The broader Topix index slipped 0.62% by the end of trading in Tokyo, to close at 1,572.96.

Fresh data out of Japan showed the country’s manufacturing sector as shrinking for the 13th month in a row, putting even more of a dampener on sentiment.

On the mainland, the Shanghai Composite gained 0.37% to settle at 3,333.16, and the smaller, technology-heavy Shenzhen Composite was 0.84% firmer at 2,251.43.

South Korea’s Kospi was just below the waterline, losing 0.008% to 2,228.66, while the Hang Seng Index in Hong Kong slid 2.25% to 25,097.94.

There was some positive news for traders on the Korean peninsula, as the country’s Ministry of Finance announced a cut to stock transaction taxes to 0.15% from 0.25%, on a gradual basis between now and 2023.

Both of the blue-chip technology stocks were weaker in Seoul, with Samsung Electronics down 1.08% and chipmaker SK Hynix off 1.07%.

The 27 member states of the European Union provided a boost to sentiment, after they reached a landmark deal over fresh Covid-19 stimulus after four straight days of talks in Brussels.

Under the deal, the European Commission will use the financial markets for the first time, to raise €750bn, which will be distributed to the most-impacted countries and sectors through both grants and loans.

“One risk point that seems to have been pushed off the headlines is the next fiscal package from the US government,” said Oanda senior Asia-Pacific market analyst Jeffrey Halley, noting that the current package, directing monetary transfers to business and individuals, effectively ends this week.

“Congressional Republicans and Democrats are far apart at this stage, and a complete breakdown in negotiations would inevitably take the gloss off the recovery rally.

“For now, however, markets seem to be pricing in that sense will prevail.
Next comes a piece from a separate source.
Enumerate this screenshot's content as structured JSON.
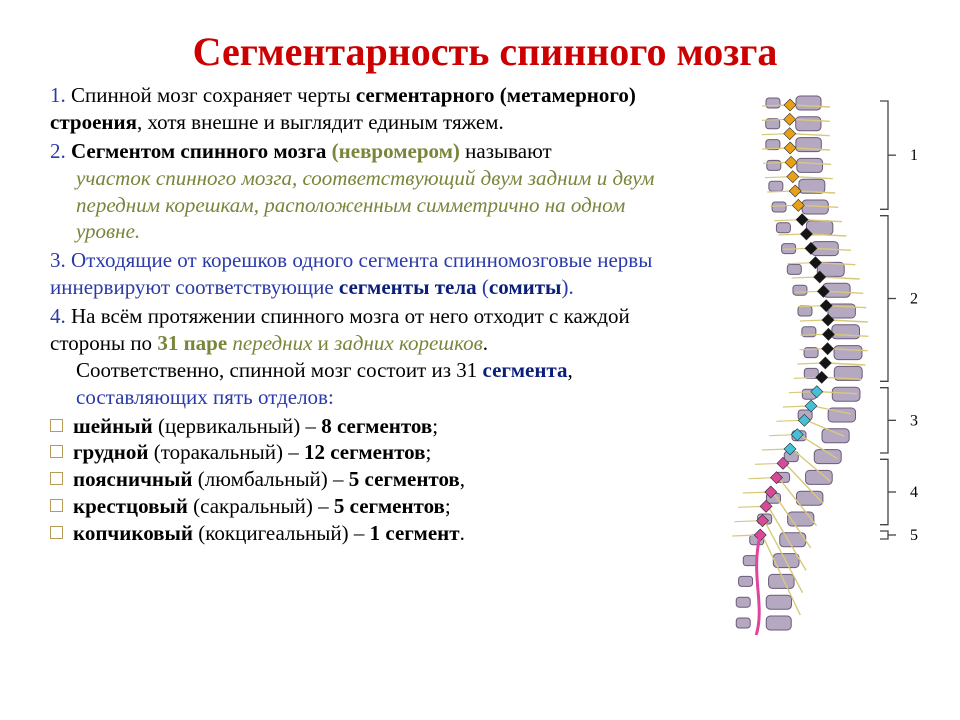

“That is not a concept we are used to from Washington DC these days, but if the European Union can do it, I guess anyone can.”

Oil prices were lower as the region went to bed, with Brent crude last down 0.84% at $43.95 per barrel, and West Texas Intermediate off 1.07% at $41.47.

In Australia, the S&P/ASX 200 was 1.32% weaker at 6,075.10, after fresh data out of Canberra showed the country’s retail sales rising 2.4% in June, as its economy reopened further.

It followed a 16.9% leap in May, although there were concerns the recovery could be dampened in July as the likes of Victoria implement fresh restrictions as new Covid-19 spikes emerge.

Across the Tasman Sea, New Zealand’s S&P/NZX 50 gave up earlier gains, closing down 0.12% at 11,722.97.

It was led lower by major exporting companies, with specialist dairy exporter A2 Milk down 1.3%, and medical device maker Fisher & Paykel Healthcare off 2%.

Both of the down under dollars were stronger on the greenback, with the Aussie last ahead 0.24% at AUD 1.3996, and the Kiwi also advancing 0.24% to NZD 1.5022.